Prospettive assistenziali, n. 63, luglio - settembre 1983

Notiziario dell'Unione per la lotta contro l'emarginazione sociale

LA CISL - ENTI LOCALI DI TORINO CONTRO L'INSERIMENTO SCOLASTICO DI UN HANDICAPPATO FISICO

Ci sono due modalità per contrastare l'inseri­mento scolastico degli handicappati.

Una è quella ormai superata di manifestare apertamente la propria opposizione. È superata perché i fautori di questa linea non hanno argo­menti validi per giustificare l'emarginazione sco­lastica dei bambini handicappati.

L'altra modalità, invece, è efficacissima e col­laudatissima: consiste nell'affermare che si è favorevoli, anzi favorevolissimi, all'inserimento. Affinché la realizzazione sia ottimale, ovviamen­te nell'interesse preminente del bambino, si pon­gono condizioni rigidissime: aggiornamento di tutto il personale della scuola (per la cui realizza­zione occorre formare i formatori, istituire le scuole necessarie, varare i regolamenti relativi, definire organici e mansioni, ecc.), acquistare le attrezzature occorrenti, compiere le ristruttura­zioni necessarie dei locali e abolire quindi tutte le barriere architettoniche predisponendo i ne­cessari progetti operativi, assumere e preparare il nuovo personale specializzato (educatori, inse­gnanti di appoggio, ecc.), verificare se spetta ai bidelli (pardon, agli operatori scolastici) accom­pagnare ai servizi igienici gli handicappati op­pure se è necessario assumere e formare altri operatori con una idonea qualificazione, e via continuando.

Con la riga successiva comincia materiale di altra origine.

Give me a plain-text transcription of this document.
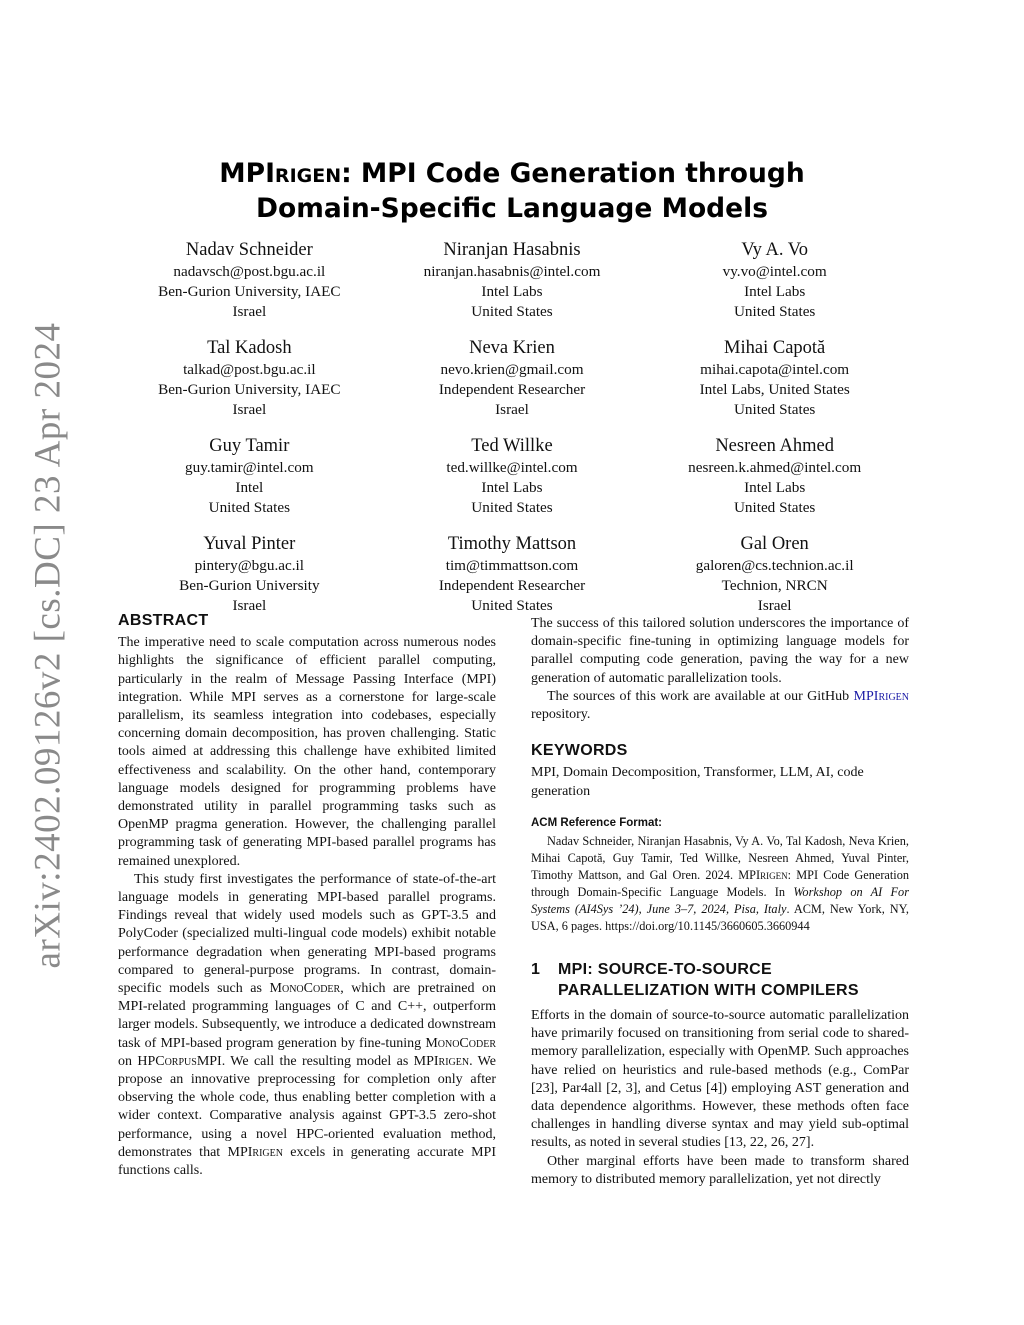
arXiv:2402.09126v2 [cs.DC] 23 Apr 2024
MPIrigen: MPI Code Generation through
Domain-Specific Language Models
Nadav Schneider
nadavsch@post.bgu.ac.il
Ben-Gurion University, IAEC
Israel
Niranjan Hasabnis
niranjan.hasabnis@intel.com
Intel Labs
United States
Vy A. Vo
vy.vo@intel.com
Intel Labs
United States
Tal Kadosh
talkad@post.bgu.ac.il
Ben-Gurion University, IAEC
Israel
Neva Krien
nevo.krien@gmail.com
Independent Researcher
Israel
Mihai Capotă
mihai.capota@intel.com
Intel Labs, United States
United States
Guy Tamir
guy.tamir@intel.com
Intel
United States
Ted Willke
ted.willke@intel.com
Intel Labs
United States
Nesreen Ahmed
nesreen.k.ahmed@intel.com
Intel Labs
United States
Yuval Pinter
pintery@bgu.ac.il
Ben-Gurion University
Israel
Timothy Mattson
tim@timmattson.com
Independent Researcher
United States
Gal Oren
galoren@cs.technion.ac.il
Technion, NRCN
Israel
ABSTRACT

The imperative need to scale computation across numerous nodes highlights the significance of efficient parallel computing, particularly in the realm of Message Passing Interface (MPI) integration. While MPI serves as a cornerstone for large-scale parallelism, its seamless integration into codebases, especially concerning domain decomposition, has proven challenging. Static tools aimed at addressing this challenge have exhibited limited effectiveness and scalability. On the other hand, contemporary language models designed for programming problems have demonstrated utility in parallel programming tasks such as OpenMP pragma generation. However, the challenging parallel programming task of generating MPI-based parallel programs has remained unexplored.

This study first investigates the performance of state-of-the-art language models in generating MPI-based parallel programs. Findings reveal that widely used models such as GPT-3.5 and PolyCoder (specialized multi-lingual code models) exhibit notable performance degradation when generating MPI-based programs compared to general-purpose programs. In contrast, domain-specific models such as MonoCoder, which are pretrained on MPI-related programming languages of C and C++, outperform larger models. Subsequently, we introduce a dedicated downstream task of MPI-based program generation by fine-tuning MonoCoder on HPCorpusMPI. We call the resulting model as MPIrigen. We propose an innovative preprocessing for completion only after observing the whole code, thus enabling better completion with a wider context. Comparative analysis against GPT-3.5 zero-shot performance, using a novel HPC-oriented evaluation method, demonstrates that MPIrigen excels in generating accurate MPI functions calls.

The success of this tailored solution underscores the importance of domain-specific fine-tuning in optimizing language models for parallel computing code generation, paving the way for a new generation of automatic parallelization tools.

The sources of this work are available at our GitHub MPIrigen repository.

KEYWORDS

MPI, Domain Decomposition, Transformer, LLM, AI, code generation

ACM Reference Format:

Nadav Schneider, Niranjan Hasabnis, Vy A. Vo, Tal Kadosh, Neva Krien, Mihai Capotă, Guy Tamir, Ted Willke, Nesreen Ahmed, Yuval Pinter, Timothy Mattson, and Gal Oren. 2024. MPIrigen: MPI Code Generation through Domain-Specific Language Models. In Workshop on AI For Systems (AI4Sys ’24), June 3–7, 2024, Pisa, Italy. ACM, New York, NY, USA, 6 pages. https://doi.org/10.1145/3660605.3660944

1	MPI: SOURCE-TO-SOURCE PARALLELIZATION WITH COMPILERS

Efforts in the domain of source-to-source automatic parallelization have primarily focused on transitioning from serial code to shared-memory parallelization, especially with OpenMP. Such approaches have relied on heuristics and rule-based methods (e.g., ComPar [23], Par4all [2, 3], and Cetus [4]) employing AST generation and data dependence algorithms. However, these methods often face challenges in handling diverse syntax and may yield sub-optimal results, as noted in several studies [13, 22, 26, 27].

Other marginal efforts have been made to transform shared memory to distributed memory parallelization, yet not directly
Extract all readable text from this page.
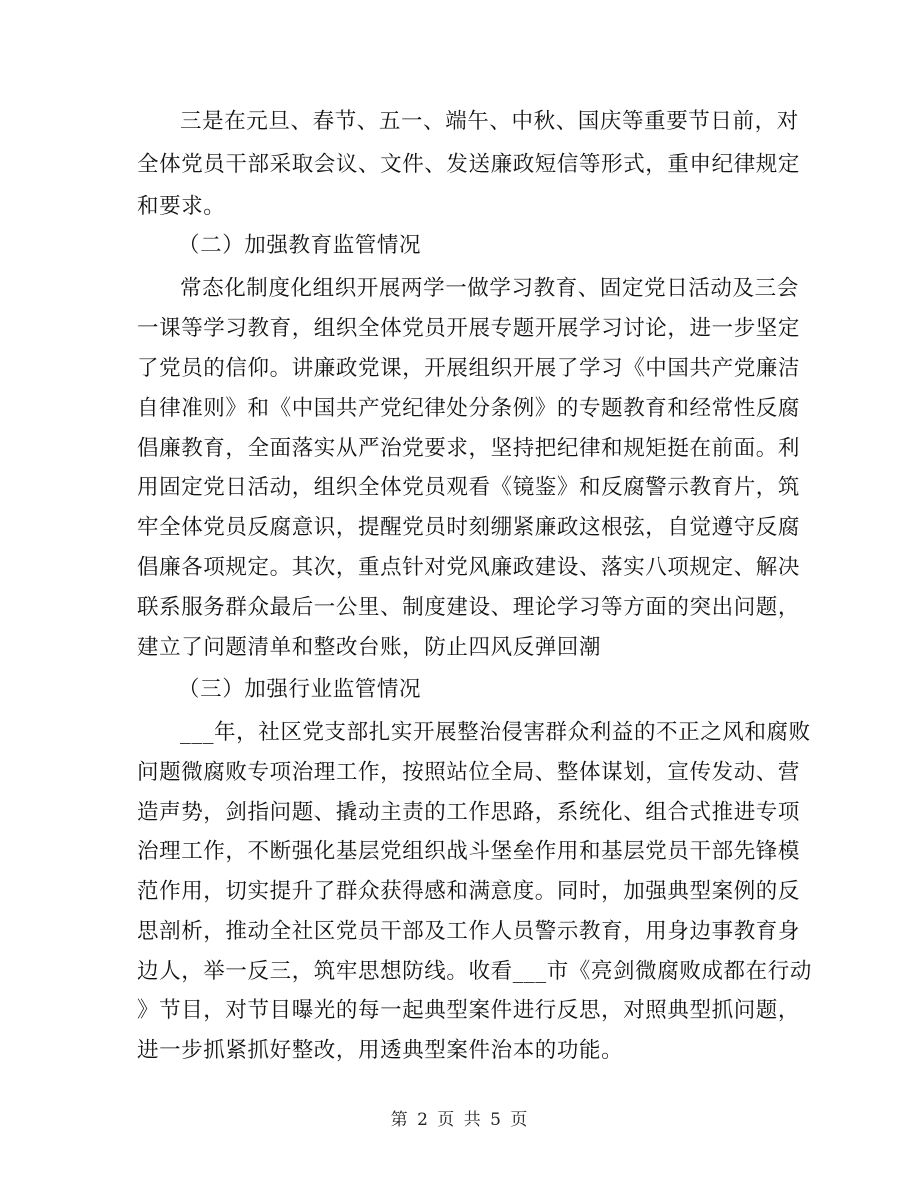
三是在元旦、春节、五一、端午、中秋、国庆等重要节日前，对
全体党员干部采取会议、文件、发送廉政短信等形式，重申纪律规定
和要求。
（二）加强教育监管情况
常态化制度化组织开展两学一做学习教育、固定党日活动及三会
一课等学习教育，组织全体党员开展专题开展学习讨论，进一步坚定
了党员的信仰。讲廉政党课，开展组织开展了学习《中国共产党廉洁
自律准则》和《中国共产党纪律处分条例》的专题教育和经常性反腐
倡廉教育，全面落实从严治党要求，坚持把纪律和规矩挺在前面。利
用固定党日活动，组织全体党员观看《镜鉴》和反腐警示教育片，筑
牢全体党员反腐意识，提醒党员时刻绷紧廉政这根弦，自觉遵守反腐
倡廉各项规定。其次，重点针对党风廉政建设、落实八项规定、解决
联系服务群众最后一公里、制度建设、理论学习等方面的突出问题，
建立了问题清单和整改台账，防止四风反弹回潮
（三）加强行业监管情况
___年，社区党支部扎实开展整治侵害群众利益的不正之风和腐败
问题微腐败专项治理工作，按照站位全局、整体谋划，宣传发动、营
造声势，剑指问题、撬动主责的工作思路，系统化、组合式推进专项
治理工作，不断强化基层党组织战斗堡垒作用和基层党员干部先锋模
范作用，切实提升了群众获得感和满意度。同时，加强典型案例的反
思剖析，推动全社区党员干部及工作人员警示教育，用身边事教育身
边人，举一反三，筑牢思想防线。收看___市《亮剑微腐败成都在行动
》节目，对节目曝光的每一起典型案件进行反思，对照典型抓问题，
进一步抓紧抓好整改，用透典型案件治本的功能。
第 2 页 共 5 页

Tutte queste condizioni, nessuna esclusa, de­vono essere soddisfatte prima di avviare qual­siasi iniziativa di inserimento, in modo da soddi­sfare compiutamente le esigenze dei fanciulli handicappati.

Nell'articolo «Il caso del ragazzo handicappato della scuola "Duca degli Abruzzi"», apparso sul n. 2, febbraio 1983 del notiziario CISL - Enti lo­cali, Guido Ambrosini, le cui lotte per l'inseri­mento scolastico degli handicappati sono rimaste memorabili nella storia di Torino, si scaglia con­tro tutti coloro che non tutelano il ragazzo A.P. (per tutelarlo in pieno l'Ambrosini ne scrive co­gnome e nome per esteso, di modo che tutti lo sappiano), colpito da «fragilità ossea congenita».

Si tratta di un handicap che richiede una altis­sima specializzazione. Infatti, nel certificato me­dico, che l'Ambrosini diligentemente trascrive, si legge: «Il bambino necessita di particolare as­sistenza al fine di evitare traumi, anche minimi che possono provocare fratture».

Ad una lettera del direttore didattico della scuola che riferisce di un incontro avuto in me­rito al bambino handicappato, segnalando che per il servizio di assistenza non ci si sente ade­guatamente preparati e «coperti da garanzia as­sicurativa», l'Assessore all'istruzione del Comu­ne di Torino risponde che «gli operatori scola­stici dipendenti da questa civica amministrazio­ne sono adibiti, tra le altre mansioni, all'assi­stenza degli allievi portatori di handicap» garan­tendo che «tale assistenza risulta coperta da garanzia assicurativa».

L'Ambrosini, sconvolto dalla risposta dell'As­sessore, dopo aver sostenuto che vi sono dubbi circa la copertura assicurativa, si lancia, sempre nell'interesse del bambino, in «alcune riflessioni di ordine morale, tecnico, politico e giuridico».

Tuona: «È semplicistico dire che tra le man­sioni degli operatori scolastici vi è compresa anche quella dell'assistenza agli handicappati». Infatti, secondo l'Ambrosini, nel mansionario è scritto: «Per gli handicappati di varia gravità relativamente ai momenti educativi, alla assi­stenza, alla pulizia personale, si provvede con personale specializzato medico, paramedico, do­cente e di appoggio. L'operatore scolastico è tenuto ad intervenire nelle varie fasi in collabo­razione con il personale suddetto».

Quindi, sembra di capire dalle forti e documen­tate argomentazioni dell'Ambrosini, che per dare ad esempio la mano al bambino handicappato il bidello (pardon, l'operatore scolastico) deve ave­re il consiglio, l'appoggio, l'aiuto tecnico di un medico o di un paramedico, magari di una intera équipe di specialisti.

Per concludere, se non si sollevano polveroni, l'assistenza ad un ragazzo con handicap fisici, com'è il caso di A.P., è un falso problema. Se ci fosse la volontà di inserirlo, alcuni incontri con i genitori e con il medico curante e un po' di buon senso, avrebbero risolto da tempo la si­tuazione.